Ils font et refont leurs calculs. Dans la première colonne? Les atouts que conserve l’Ukraine en guerre depuis le 24 février 2022, à commencer par le soutien des Européens. Dans la seconde? Tout ce que l’Ukraine est en train de perdre, sur les deux fronts, diplomatiques et militaires. Or la seconde colonne est, ces jours-ci, bien plus remplie. Ce qui nourrit l’inquiétude d’à peu près tous les experts qui scrutent ce conflit depuis l’agression russe.
Le plus grave pour l’Ukraine, à la veille d’une nouvelle séance de négociations avec les Américains ce dimanche 30 novembre à Miami, en Floride, est que la confiance dans sa capacité de résistance s’étiole. Lundi 1er décembre, Volodymyr Zelensky sera reçu à Paris par Emmanuel Macron, avant que ce dernier s’envole pour la Chine où il effectuera une visite d’Etat.
Coalition des volontaires
Or que peut lui apporter comme garantie le président français, qui est pourtant aux avant-postes de la «Coalition des volontaires» qu’il copréside avec le Premier ministre britannique Keir Starmer? A l’heure d’écrire ces lignes, la question de l’utilisation des près de 200 milliards d’euros d’actifs russes gelés au sein de la caisse de compensation Euroclear, n’est toujours pas réglée. La Belgique refuse toujours de les utiliser, sous une forme ou sous une autre, par peur des rétorsions futures de Moscou. Idem pour le déploiement futur de forces de «réassurance» pour garantir la sécurité de l’Ukraine: aucun gouvernement européen n’a, pour le moment, promis d’envoyer des troupes (loin du front) sans avoir reçu l’autorisation et le soutien des Etats-Unis.
En plus de ce rapport de force défavorable, compliqué par la progression des troupes russes sur le terrain et les coups très durs portés par la Russie aux infrastructures énergétiques ukrainiennes (en plus de frappes indiscriminées sur la population civile), l’Ukraine fait face à un front américain pro-russe toujours plus solide. On sait combien le plan américain en 28 points âprement combattu par les Ukrainiens et les Européens dimanche 23 novembre à Genève était favorable à Moscou. L’on a aussi appris d’où il provenait: à savoir de sources russes.
Witkoff à Moscou
Mais depuis, la balance a-t-elle changé? Non. Ces jours-ci, l’émissaire spécial de Trump, Steve Witkoff, sera de nouveau reçu à Moscou, peut-être par Vladimir Poutine lui-même. Espérer que Witkoff, homme d’affaires new-yorkais pressé de conclure un «deal» se montre intransigeant avec le Kremlin relève de la pure fiction.
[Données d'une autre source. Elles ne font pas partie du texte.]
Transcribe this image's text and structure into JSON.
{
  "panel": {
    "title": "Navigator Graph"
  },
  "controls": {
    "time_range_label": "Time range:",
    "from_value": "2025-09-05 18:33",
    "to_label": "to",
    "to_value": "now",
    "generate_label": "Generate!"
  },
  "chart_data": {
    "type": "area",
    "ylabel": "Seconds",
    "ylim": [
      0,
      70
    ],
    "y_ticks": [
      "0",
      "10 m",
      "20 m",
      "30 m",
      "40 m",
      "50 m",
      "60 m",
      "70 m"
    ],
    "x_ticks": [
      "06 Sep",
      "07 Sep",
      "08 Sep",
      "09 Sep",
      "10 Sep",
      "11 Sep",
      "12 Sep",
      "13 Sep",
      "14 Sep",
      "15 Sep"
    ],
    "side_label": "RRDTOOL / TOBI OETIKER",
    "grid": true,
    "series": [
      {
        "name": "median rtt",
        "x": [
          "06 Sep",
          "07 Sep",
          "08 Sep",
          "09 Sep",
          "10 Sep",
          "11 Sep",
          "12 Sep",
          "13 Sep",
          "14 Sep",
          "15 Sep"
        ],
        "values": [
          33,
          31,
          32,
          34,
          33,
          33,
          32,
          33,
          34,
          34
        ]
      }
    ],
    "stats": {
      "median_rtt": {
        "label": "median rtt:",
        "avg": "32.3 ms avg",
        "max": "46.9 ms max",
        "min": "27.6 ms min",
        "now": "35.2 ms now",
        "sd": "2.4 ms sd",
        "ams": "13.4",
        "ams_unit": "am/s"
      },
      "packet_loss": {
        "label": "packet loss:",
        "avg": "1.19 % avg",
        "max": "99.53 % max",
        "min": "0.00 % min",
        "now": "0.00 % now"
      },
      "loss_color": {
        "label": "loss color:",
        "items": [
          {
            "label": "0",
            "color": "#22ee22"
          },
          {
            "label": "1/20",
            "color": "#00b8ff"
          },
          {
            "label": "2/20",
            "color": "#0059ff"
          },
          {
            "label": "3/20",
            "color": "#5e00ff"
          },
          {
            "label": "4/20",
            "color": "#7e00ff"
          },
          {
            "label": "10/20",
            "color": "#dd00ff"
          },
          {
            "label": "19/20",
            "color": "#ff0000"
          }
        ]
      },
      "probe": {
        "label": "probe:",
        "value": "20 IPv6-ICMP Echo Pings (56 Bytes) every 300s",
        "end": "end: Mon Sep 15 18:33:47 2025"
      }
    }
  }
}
Il est très probable qu’il reviendra de Moscou encore plus persuadé que Kiev doit céder.
S’ajoute enfin à cette équation l’arme politique aux mains de Donald Trump: Volodymyr Zelensky est de plus en plus seul. Il a dû, vendredi, se séparer de son bras droit depuis son accession à la présidence, Andriy Yermak. Rousten Oumierov, le patron de la délégation ukrainienne en Floride, n’a pas la connaissance de Yermak en matière de négociations, ni ses contacts au sein du pouvoir à Washington.
L’argent de la corruption
Le scandale de corruption dans l’énergie, à hauteur de 100 millions d’euros détournés par un magnat ukrainien autrefois proche du président, donne aussi à Trump une carte pour faire pression sur les Européens. Il peut sans réserve poser la question: «Voulez-vous vraiment continuer de soutenir un pouvoir qui vole l’argent de vos contribuables?». Pour mémoire, la Commission européenne évaluée à 80 milliards d’euros le besoin de financement militaire de l’Ukraine en 2026, et à 140 milliards ses besoins budgétaires. L’Union européenne va-t-elle débourser sans ciller?
C’est cette partie qui se joue cette semaine, entre la Floride et Moscou. Et elle ne se jouera guère à Bruxelles, où doivent pourtant se réunir les ministres des Affaires étrangères de l’OTAN, l’Alliance atlantique constituée autour des Etats-Unis. Marco Rubio, le Secrétaire d’Etat américain, a en effet annoncé qu’il ne ferait sans doute pas le déplacement. En clair, si cela se confirme: pas besoin de discuter avec les alliés. Les Etats-Unis voient l’OTAN comme une chambre d’enregistrement. Un vassal obéissant. Pas question de laisser les 31 pays membres de l’organisation exprimer leurs divergences sur un plan de paix pour l’Ukraine de plus en plus proche d’une reddition.